“Emotional romantic” relationships — no, not just a redundant synonym.
On Thursday, The Post reported that Andrew Cuomo and his top aide, then-married Melissa DeRosa, were entangled in an “emotional romantic relationship.”
DeRosa allegedly confided in Josh Vlasto, another former Cuomo aide who testified to the AG’s office that DeRosa denied having sex with the former New York governor but referred to her relationship with him as an “emotional romantic relationship.”
Vlasto testified that DeRosa claimed the pair “have not had sex and we are not crossing that line or something like that.”
“Ultimately, that is when she told me that that was the nature of their relationship. It was emotionally intimate was the words she used,” Vlasto said.
But what even is an “emotional romantic relationship?”
Genny Finkel, an NYC-based licensed clinical social worker, described this to The Post as “a relationship that crosses a boundary or a line.”
“They’re talking about things that are really intimate, they’re making it clear that the person is different than their partner and there’s a lot of flirting,” she explained.
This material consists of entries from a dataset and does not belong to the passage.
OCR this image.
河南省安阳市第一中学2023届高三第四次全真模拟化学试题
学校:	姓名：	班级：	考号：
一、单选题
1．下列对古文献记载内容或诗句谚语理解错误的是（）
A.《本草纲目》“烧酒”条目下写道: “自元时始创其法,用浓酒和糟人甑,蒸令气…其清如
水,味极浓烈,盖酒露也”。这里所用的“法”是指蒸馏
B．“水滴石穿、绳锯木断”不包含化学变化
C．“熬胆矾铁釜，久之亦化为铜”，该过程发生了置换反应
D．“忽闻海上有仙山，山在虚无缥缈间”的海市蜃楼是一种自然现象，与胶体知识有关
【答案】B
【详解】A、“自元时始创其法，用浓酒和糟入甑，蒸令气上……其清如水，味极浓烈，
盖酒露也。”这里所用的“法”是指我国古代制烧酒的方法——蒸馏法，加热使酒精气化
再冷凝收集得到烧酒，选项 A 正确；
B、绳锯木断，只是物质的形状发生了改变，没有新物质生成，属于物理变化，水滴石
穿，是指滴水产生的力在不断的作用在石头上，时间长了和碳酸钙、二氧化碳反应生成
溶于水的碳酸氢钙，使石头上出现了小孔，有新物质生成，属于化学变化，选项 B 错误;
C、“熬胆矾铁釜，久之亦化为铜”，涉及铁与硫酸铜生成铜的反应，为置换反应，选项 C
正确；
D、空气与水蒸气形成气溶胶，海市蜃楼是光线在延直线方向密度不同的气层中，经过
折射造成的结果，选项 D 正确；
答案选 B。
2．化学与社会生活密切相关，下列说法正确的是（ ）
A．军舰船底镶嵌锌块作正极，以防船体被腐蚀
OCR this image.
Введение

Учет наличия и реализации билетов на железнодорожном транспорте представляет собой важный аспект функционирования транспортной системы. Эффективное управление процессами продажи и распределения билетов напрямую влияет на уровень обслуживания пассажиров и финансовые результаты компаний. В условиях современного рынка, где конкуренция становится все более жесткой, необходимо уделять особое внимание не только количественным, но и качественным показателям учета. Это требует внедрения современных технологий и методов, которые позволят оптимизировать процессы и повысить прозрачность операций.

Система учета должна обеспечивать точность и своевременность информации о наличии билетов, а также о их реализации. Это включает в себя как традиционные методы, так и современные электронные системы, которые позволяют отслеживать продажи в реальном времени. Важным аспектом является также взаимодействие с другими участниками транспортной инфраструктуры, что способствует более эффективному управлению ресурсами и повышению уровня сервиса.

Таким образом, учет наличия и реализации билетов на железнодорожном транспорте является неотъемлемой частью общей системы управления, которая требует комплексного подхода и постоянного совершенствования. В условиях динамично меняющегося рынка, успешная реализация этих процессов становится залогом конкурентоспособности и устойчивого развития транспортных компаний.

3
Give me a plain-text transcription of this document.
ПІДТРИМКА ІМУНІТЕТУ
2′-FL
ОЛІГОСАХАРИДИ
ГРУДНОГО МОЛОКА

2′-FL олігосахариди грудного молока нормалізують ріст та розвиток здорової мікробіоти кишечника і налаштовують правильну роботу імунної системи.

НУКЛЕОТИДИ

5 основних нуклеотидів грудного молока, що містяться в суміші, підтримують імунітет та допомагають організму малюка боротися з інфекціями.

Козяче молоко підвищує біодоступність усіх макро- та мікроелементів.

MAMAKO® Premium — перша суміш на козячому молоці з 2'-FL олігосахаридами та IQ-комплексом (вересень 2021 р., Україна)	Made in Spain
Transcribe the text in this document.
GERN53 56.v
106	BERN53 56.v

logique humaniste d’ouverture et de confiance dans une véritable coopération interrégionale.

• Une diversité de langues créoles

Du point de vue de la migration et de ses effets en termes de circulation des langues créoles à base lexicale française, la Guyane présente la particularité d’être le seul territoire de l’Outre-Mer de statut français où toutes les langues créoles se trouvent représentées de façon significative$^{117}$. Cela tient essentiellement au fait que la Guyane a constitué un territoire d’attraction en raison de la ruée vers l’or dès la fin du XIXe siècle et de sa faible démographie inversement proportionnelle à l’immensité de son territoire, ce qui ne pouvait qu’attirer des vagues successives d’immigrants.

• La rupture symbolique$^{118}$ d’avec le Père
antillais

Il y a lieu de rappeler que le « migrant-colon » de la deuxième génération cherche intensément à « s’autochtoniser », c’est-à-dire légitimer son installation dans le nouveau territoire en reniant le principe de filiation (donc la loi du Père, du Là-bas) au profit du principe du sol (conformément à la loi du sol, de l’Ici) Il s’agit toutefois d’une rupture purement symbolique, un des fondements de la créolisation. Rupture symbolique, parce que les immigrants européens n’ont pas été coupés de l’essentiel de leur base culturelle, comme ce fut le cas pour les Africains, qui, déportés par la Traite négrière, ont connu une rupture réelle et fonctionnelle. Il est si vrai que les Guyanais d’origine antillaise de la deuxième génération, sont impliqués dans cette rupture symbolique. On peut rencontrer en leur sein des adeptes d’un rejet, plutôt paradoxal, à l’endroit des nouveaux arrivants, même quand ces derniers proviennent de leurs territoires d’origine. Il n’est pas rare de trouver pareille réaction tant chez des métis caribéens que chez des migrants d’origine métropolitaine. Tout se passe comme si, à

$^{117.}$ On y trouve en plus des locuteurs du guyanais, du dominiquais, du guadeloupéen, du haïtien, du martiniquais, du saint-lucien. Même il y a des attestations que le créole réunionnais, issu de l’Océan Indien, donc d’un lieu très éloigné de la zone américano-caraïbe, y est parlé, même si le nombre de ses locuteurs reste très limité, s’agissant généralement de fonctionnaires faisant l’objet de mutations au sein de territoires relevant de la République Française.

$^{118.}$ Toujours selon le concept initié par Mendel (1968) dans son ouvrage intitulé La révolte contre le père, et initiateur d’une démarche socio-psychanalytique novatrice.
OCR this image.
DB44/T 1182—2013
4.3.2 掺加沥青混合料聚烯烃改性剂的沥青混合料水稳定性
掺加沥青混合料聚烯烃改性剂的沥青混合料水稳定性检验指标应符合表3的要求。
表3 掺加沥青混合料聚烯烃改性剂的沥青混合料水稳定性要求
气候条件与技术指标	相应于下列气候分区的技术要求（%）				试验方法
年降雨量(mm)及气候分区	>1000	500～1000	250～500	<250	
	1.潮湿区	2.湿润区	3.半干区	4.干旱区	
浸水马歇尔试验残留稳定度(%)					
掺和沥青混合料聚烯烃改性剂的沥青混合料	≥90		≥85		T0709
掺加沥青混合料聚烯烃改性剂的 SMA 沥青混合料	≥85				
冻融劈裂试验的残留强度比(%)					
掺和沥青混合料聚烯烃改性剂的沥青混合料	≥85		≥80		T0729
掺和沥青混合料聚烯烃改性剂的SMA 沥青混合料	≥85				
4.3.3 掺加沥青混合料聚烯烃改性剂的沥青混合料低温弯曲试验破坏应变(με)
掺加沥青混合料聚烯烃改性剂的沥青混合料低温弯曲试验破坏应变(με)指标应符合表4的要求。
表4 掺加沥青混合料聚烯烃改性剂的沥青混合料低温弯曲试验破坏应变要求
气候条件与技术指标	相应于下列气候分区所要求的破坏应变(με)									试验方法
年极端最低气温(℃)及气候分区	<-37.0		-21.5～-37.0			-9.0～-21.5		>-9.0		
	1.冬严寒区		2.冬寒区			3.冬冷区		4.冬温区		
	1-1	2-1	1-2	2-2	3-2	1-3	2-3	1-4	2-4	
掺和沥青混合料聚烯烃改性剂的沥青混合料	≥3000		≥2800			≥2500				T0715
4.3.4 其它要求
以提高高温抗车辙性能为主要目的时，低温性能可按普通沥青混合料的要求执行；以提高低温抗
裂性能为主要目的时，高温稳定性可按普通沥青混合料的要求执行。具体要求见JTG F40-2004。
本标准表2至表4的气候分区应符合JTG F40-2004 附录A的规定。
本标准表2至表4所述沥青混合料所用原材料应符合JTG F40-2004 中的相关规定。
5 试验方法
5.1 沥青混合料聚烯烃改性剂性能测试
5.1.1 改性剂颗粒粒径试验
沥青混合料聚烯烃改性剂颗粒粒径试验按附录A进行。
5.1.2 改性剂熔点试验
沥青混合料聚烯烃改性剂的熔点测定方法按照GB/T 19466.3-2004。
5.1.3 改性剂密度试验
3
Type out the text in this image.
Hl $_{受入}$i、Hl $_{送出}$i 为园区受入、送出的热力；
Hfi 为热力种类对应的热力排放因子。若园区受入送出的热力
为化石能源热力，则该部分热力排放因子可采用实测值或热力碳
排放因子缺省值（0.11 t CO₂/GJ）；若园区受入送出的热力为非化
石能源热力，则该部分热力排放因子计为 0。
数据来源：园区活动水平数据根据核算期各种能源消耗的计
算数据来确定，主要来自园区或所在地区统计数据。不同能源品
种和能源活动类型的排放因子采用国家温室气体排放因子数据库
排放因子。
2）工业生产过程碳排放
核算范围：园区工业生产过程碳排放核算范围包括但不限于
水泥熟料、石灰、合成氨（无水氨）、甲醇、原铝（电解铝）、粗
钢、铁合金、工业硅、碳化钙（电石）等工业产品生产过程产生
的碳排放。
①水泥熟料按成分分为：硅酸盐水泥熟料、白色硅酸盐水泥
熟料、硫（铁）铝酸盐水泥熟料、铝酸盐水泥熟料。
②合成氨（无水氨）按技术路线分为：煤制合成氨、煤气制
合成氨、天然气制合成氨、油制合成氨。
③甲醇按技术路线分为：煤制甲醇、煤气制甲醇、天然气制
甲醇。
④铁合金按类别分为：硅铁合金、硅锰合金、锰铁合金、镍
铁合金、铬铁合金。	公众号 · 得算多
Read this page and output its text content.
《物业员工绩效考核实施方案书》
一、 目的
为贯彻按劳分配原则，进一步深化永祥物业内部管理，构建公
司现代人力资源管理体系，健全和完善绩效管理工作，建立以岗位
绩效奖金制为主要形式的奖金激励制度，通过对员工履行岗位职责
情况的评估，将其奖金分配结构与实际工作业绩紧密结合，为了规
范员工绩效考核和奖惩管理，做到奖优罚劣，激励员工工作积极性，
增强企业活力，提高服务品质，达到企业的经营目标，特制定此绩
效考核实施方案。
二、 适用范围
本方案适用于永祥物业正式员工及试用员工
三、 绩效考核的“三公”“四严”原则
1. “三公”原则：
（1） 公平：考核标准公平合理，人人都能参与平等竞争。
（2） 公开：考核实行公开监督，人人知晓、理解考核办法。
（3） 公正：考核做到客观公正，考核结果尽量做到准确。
It’s different than the connection you have with your close friends — and you know it.
“The distinction between a friendship and an emotional affair is when there’s a longing, there’s an excitement, there’s a need,” Dr. Jane Greer, marriage and family therapist and author of “Am I Lying to Myself? How to Overcome Denial and See the Truth,” told The Post.
This can hurt just as much as a sexual affair, “because there is a betrayal of trust,” she said.
Finkel clarified, “This is considered an affair even if it’s not physical.”
Sometimes referred to as an “emotional affair,” an estimated 35% of women and 45% of men admit to engaging in the illicit behavior, according to data published last year from the American Association of Marriage and Family Therapy.
And many jilted lovers fear that this will lead to a sexual affair.
“Men rarely open up emotionally to anyone unless it’s their romantic partner, and they often confuse emotional intimacy with sexual intimacy,” said Wendy Walsh, a psychology professor who has a PhD in clinical psychology and serves as a relationship expert at DatingAdvice.
“It becomes blurry. When men have emotional intimacy, it is often accompanied by sexual arousal.”
Finkel noted that these inappropriate relationships often begin in the workplace as colleagues bond over work stresses and see each other often.
And that just makes it more difficult to untangle.
“I think it’s an abuse of power in a lot of ways,” Finkel claimed. “We have to think about the power dynamics in a work environment, and I would just be concerned about abuses of power in the future.”
“How would he wield his power to influence or get what he wants from people?”